Israel’s longest serving leader, he was prime minister for three years in the 1990s and then from 2009-2021, albeit at times heading a caretaker government ahead of elections.
The new government policy outline, published on Wednesday, said it would strive for peace with all of Israel’s neighbours.
The first guiding principle listed, however, cited assertions of “exclusive and unassailable” Jewish national rights “throughout the land of Israel”, terminology that appeared to include the West Bank and East Jerusalem – among the territories that the Palestinians seek for a state.
For the Palestinians, Netanyahu’s government line-up has simply darkened an already bleak view, putting their hopes of statehood further out of reach.
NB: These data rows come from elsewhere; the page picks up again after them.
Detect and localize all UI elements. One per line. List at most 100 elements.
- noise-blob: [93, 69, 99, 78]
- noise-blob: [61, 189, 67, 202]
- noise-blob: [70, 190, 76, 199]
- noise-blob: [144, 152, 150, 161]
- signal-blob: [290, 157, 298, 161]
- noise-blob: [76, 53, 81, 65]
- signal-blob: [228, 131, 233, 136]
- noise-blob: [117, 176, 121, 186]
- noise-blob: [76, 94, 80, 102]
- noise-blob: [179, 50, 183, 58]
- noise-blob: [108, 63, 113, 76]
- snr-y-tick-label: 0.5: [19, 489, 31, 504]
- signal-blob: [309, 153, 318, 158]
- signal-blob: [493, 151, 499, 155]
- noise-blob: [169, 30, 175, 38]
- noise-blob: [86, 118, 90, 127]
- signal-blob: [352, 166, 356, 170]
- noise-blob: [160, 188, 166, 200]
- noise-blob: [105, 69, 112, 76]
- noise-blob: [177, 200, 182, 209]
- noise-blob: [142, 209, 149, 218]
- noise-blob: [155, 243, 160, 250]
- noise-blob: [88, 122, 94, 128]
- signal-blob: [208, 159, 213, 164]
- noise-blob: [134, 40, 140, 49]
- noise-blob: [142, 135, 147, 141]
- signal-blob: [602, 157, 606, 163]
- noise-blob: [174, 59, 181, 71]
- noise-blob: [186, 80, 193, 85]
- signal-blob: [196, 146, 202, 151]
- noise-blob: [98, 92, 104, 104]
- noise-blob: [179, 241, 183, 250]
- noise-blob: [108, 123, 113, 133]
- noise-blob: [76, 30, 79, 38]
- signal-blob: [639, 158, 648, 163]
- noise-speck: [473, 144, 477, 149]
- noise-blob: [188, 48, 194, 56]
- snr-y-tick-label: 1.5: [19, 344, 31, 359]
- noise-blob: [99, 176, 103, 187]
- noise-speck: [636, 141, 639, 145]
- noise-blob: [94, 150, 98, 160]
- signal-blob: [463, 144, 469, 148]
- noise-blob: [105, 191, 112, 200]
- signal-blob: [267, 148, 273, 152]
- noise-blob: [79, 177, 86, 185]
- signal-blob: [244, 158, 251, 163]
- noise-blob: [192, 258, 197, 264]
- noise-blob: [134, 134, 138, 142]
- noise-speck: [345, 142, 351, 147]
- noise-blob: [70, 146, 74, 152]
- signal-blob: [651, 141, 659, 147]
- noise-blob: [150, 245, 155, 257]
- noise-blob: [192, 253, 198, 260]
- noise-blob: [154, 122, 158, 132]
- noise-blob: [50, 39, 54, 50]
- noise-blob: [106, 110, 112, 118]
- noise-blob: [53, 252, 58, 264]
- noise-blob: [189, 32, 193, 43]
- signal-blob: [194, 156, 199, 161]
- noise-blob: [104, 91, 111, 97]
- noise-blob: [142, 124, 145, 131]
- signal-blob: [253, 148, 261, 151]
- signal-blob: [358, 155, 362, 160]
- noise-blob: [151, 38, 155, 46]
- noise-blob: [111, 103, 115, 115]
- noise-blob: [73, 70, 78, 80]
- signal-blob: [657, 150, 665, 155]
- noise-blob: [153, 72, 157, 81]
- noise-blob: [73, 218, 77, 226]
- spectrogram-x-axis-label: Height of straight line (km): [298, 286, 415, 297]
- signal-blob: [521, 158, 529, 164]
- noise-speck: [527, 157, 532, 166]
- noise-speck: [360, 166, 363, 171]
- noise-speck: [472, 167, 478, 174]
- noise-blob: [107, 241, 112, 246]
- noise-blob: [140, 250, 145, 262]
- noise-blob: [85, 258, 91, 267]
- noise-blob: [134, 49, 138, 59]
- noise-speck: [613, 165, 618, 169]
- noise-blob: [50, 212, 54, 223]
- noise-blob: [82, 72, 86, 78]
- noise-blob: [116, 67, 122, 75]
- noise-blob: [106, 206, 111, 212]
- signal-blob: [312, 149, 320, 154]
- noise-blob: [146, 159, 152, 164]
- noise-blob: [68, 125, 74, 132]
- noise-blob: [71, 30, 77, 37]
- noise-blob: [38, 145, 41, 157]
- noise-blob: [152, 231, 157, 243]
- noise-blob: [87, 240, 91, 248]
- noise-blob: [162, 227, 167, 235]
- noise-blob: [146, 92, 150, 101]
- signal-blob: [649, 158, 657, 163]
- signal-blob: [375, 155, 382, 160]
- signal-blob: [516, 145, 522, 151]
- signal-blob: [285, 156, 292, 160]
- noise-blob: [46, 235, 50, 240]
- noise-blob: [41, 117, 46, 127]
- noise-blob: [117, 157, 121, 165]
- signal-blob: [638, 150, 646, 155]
Violence in the West Bank has surged this year.
Palestinian President Mahmoud Abbas on Saturday bemoaned what he called “the establishment of an Israeli government whose motto is extremism and apartheid”.
On wider diplomatic circles, Netanyahu has said he hopes for a breakthrough in forming diplomatic ties with Saudi Arabia as he did in 2020 with other Gulf states that share Israel’s concerns about Iran.
Riyadh has signalled no change in its position that any progress with Israel was contingent on Palestinian statehood.
The appointment to police minister of Itamar Ben-Gvir, a West Bank settler convicted in 2007 of incitement against Arabs and support for a Jewish militant group on Israeli and U.S. terrorist watchlists, has stirred concern at home and abroad.
Ben-Gvir, a lawyer, says his positions have become more moderate.
Israel’s president, Isaac Herzog, whose role is largely ceremonial, warned on Sunday against causing potential harm to individuals’ rights. Israeli businesses have decried calls to revise the country’s anti-discrimination law.